I just thought that the parts list seemed a rather extensive for such a new car that wasn't in an accident...

Troy


----------



## NissanGirl (Jun 20, 2004)

Alright latest update. Tell me what you all think:

Took the car back in...turns out the new condensor they put in was defective and was leaking. Thankfully it was under waranty as was the labor. After he replaced the condensor the mechanic had accidently leaned on the relay swtich caused the compressor to kick on. He started playing with it and realized the relay had a short or something was wrong. He hooked it up to a new computer he bought for the shop and took a look at what the car computer (ECU?) was putting out to the relay switch. Apparently the computer was sending too many volts to the relay switch, causing the switch to get very hot and I guess shorting it or frying it or something.

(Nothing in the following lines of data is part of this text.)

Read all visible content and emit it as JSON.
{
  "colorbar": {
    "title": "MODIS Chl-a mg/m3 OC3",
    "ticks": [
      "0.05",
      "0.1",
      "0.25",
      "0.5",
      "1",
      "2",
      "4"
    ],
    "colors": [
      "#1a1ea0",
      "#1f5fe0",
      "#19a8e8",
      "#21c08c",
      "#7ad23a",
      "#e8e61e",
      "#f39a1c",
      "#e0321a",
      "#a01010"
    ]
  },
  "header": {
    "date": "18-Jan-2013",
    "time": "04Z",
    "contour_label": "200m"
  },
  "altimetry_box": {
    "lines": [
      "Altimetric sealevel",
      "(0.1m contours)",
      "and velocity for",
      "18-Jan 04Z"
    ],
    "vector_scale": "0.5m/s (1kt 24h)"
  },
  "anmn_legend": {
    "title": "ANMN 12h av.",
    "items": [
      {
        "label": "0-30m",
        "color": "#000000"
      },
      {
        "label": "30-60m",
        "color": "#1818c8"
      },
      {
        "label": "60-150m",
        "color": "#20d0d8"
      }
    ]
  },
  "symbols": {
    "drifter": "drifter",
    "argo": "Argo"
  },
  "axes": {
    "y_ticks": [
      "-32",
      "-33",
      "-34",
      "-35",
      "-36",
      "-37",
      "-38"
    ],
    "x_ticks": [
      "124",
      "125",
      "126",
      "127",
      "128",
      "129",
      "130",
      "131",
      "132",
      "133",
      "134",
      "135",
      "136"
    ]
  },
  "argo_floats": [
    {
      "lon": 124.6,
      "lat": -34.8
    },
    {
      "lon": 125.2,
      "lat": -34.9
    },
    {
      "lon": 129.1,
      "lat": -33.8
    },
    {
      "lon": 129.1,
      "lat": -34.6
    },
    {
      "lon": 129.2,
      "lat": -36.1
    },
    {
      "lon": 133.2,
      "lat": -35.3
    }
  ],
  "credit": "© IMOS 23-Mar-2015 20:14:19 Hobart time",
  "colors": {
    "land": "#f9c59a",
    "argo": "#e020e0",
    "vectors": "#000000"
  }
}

They replaced the relay and put a ground to the particular wire that was sending too many volts out, thus letting the excess voltage run off. Ever since then the a/c has been working without any problems. He is hoping that will do it, he says if not we may need a new computer (ECU) which is EASILY a $1,000 part.

ittamaticstatic: Thank you for your advice on the brazing rods...I'll remember that and let you know if I should need it again.

Troy: My mechanic thinks that the previous owner of the car knew about these problems and traded it in to the dealer because they didn't want to deal with it. The car shows no other sign of problems or of being in an accident. I'd like to get your thoughts on the above post.


----------